La Pepita ($17) arrived as a generous mound of chopped green kale studded with spicy pumpkin seeds and black beans. Moist, shredded white chicken meat and creamy diced avocado give it some backbone, and crumbled cotija adds a little snap. The citronette dressing was unobtrusive, the lemon adding a hint of tang and the cumin evoking Middle Eastern cooking. Like Popeye with his spinach, you can feel yourself stronger as you eat it.
From the Snacks & Sides portion of the menu, Wade’s eponymous macaroni and cheese ($9) was served in a lime-green casserole dish with a side of sliced pears and apples and stalks of carrot and celery. The blend of cheddar, jack and Asiago cheeses was worked to a superior level of creaminess and added enough sharpness to keep it interesting.
Kale fritters ($6.50), cleverly presented in a wire basket with a shot glass full of sriracha aioli, offers up six crispy shelled nuggets yielding to a core of vivid green chopped kale. They were a terrific snack, with a falafel-like nuttiness and a big charge of heat from the aioli.
The five sandwiches on the menu are in the $17 range and include classics like the Reuben and the Cubano.
The hot turkey sandwich ($16.75) consisted of a good-sized pile of sliced turkey under a shroud of melted provolone with avocado bursting through the holes in the bread.

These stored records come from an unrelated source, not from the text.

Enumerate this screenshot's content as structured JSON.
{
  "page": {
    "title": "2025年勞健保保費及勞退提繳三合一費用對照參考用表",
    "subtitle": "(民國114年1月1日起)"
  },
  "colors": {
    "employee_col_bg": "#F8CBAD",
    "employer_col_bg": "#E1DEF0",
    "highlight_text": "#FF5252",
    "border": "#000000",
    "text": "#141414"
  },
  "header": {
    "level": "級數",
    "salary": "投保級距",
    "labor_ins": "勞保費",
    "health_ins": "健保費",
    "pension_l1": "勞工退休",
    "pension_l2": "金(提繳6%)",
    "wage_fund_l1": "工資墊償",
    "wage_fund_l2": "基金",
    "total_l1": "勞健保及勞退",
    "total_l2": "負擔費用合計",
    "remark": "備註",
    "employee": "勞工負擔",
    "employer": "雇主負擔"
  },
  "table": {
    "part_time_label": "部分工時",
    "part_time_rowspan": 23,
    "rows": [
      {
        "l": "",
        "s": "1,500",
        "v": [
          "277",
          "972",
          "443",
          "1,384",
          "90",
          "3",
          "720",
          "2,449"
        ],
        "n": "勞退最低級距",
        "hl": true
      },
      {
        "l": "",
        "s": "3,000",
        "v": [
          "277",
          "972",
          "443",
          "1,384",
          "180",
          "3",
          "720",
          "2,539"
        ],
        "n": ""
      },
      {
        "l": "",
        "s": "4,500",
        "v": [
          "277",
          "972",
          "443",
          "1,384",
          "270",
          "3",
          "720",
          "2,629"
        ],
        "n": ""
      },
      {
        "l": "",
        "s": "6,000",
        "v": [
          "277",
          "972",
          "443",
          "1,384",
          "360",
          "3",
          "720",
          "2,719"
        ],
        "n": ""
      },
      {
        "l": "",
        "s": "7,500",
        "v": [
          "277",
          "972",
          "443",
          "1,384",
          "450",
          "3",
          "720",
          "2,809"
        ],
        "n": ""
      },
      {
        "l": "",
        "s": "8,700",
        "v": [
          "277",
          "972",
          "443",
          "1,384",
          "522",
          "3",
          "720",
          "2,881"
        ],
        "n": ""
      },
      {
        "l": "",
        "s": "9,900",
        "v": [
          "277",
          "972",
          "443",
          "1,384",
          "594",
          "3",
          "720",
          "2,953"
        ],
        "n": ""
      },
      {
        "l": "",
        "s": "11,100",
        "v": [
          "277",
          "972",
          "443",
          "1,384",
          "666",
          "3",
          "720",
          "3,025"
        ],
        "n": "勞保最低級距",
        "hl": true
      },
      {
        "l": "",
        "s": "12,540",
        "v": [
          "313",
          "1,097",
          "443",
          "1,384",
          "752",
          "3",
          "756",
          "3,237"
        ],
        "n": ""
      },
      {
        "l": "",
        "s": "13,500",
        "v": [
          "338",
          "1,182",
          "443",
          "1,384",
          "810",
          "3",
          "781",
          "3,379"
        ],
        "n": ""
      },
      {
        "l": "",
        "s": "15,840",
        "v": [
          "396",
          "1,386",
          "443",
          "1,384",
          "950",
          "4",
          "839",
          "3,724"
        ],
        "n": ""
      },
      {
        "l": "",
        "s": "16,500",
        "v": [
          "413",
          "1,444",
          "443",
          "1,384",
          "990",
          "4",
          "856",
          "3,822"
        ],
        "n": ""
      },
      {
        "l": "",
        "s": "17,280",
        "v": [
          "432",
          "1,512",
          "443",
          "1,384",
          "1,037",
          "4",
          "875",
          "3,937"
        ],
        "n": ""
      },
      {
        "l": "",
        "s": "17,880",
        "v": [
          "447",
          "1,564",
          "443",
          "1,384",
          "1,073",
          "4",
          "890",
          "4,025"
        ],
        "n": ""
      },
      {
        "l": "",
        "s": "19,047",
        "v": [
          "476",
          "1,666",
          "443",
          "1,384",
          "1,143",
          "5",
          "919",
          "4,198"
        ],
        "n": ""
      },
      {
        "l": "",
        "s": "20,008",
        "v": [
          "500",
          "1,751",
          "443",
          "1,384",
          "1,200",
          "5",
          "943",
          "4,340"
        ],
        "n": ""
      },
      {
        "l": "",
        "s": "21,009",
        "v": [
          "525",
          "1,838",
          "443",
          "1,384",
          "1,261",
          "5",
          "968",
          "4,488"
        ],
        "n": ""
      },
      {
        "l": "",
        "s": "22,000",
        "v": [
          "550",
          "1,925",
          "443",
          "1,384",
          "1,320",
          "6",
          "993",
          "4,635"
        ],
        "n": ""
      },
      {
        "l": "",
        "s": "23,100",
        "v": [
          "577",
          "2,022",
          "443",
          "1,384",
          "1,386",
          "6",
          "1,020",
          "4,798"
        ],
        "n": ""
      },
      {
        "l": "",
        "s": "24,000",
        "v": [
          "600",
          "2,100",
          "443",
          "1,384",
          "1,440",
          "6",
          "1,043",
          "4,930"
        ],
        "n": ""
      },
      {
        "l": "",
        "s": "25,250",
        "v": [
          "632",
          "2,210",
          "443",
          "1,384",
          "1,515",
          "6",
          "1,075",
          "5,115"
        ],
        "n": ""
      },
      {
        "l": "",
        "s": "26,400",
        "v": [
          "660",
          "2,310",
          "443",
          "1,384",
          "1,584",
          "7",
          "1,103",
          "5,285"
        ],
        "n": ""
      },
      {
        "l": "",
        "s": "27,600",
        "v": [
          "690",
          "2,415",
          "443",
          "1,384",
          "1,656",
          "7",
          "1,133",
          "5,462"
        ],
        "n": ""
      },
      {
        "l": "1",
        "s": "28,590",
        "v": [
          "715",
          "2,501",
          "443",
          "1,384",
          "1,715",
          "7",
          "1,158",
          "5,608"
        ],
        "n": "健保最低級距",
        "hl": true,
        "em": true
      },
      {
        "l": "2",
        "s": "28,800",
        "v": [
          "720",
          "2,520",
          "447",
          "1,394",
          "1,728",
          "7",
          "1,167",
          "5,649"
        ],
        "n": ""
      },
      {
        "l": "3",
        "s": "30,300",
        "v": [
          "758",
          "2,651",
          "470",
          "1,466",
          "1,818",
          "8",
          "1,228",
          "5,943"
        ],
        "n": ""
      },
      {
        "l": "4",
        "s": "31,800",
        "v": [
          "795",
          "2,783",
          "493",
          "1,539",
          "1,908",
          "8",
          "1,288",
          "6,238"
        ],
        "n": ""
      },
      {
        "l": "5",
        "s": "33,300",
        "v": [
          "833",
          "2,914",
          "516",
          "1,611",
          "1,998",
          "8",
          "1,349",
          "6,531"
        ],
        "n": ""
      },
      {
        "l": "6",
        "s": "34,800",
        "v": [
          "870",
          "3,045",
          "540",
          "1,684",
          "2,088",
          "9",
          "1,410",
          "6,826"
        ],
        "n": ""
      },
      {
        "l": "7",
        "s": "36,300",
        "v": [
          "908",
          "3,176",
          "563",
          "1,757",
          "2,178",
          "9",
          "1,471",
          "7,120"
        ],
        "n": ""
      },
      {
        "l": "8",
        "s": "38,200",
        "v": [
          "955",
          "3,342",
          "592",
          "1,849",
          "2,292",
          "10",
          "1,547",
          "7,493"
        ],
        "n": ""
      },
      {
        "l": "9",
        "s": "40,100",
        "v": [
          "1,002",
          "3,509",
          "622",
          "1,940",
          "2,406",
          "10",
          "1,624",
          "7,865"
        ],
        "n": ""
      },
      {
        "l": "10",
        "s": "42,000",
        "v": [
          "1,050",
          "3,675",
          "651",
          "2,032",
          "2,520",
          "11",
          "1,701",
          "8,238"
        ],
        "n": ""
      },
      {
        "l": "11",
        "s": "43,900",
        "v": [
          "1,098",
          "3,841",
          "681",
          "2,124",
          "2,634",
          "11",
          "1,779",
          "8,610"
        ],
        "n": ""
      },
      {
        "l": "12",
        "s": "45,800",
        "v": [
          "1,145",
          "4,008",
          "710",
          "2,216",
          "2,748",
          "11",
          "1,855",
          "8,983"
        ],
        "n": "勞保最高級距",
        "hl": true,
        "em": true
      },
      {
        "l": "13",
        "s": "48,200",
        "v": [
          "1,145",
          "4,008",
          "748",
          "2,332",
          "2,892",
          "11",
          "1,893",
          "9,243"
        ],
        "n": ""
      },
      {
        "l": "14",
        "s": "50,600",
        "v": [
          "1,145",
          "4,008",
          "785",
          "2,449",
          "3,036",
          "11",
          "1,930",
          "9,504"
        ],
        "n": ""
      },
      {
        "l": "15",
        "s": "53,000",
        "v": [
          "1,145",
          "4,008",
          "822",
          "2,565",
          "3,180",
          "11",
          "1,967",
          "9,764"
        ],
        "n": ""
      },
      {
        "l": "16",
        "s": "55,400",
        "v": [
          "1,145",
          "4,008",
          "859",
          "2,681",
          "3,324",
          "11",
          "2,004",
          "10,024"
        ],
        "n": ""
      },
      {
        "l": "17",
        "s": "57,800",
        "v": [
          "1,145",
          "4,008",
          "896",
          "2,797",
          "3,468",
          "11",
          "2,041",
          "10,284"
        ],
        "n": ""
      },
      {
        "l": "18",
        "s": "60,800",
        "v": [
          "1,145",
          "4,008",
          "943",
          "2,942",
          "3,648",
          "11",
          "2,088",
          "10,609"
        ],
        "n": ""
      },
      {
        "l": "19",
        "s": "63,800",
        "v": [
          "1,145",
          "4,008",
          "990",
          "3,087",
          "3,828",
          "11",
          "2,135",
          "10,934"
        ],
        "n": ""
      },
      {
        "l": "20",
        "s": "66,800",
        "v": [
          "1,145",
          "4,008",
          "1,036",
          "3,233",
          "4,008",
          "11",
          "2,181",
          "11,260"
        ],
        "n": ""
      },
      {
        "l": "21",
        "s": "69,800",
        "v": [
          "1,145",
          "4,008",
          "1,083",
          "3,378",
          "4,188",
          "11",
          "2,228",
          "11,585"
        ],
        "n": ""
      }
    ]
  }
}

It was a little disappointing not to find any of the gravy that usually turns up in a hot turkey sandwich, and the bread was overladen with clarified butter.
Sandwiches come with your choice of salad or soup. I chose the mushroom stew and got a bowl filled with forest, button and porcini mushrooms in a miso-based vegan broth. The whole thing was too soupy to be called a stew, but it worked as a showcase for the textures and flavors of the different mushrooms.
Drinks, listed on a separate menu, include a variety of wines ranging from $10 to $12 a glass, along with a few concoctions categorized as Tinctures & Tonics. The ginger turmeric tonic ($6.75) with carrot juice, lemon and seltzer, presents as a tall glass of neon orange. It was fizzy and bracing, the carrot juice taking a little of the edge off the potent ginger flavor.
Service was estimable. As for the prices, they partly reflect the restaurant’s move to a tipless system, meaning that the gratuity is included in the bill. While this system is well established in Europe, it has proved controversial in the United States. The idea behind eliminating tips is noble: Among other benefits, it provides higher wages for kitchen staff and protects servers from feeling compelled to pander to unpleasant or abusive customers.
It’s not without risk, though, as customers who see the prices out of context might believe that restaurants are hiking prices out of greed.
That Erin Wade would be among the first in the city to move to tipless dining is no surprise. She’s never been afraid to challenge the status quo, as when she recently took on Grubhub over what she considered excessive fees for its services. The holistic view she brings to the restaurant business is a breath of fresh air.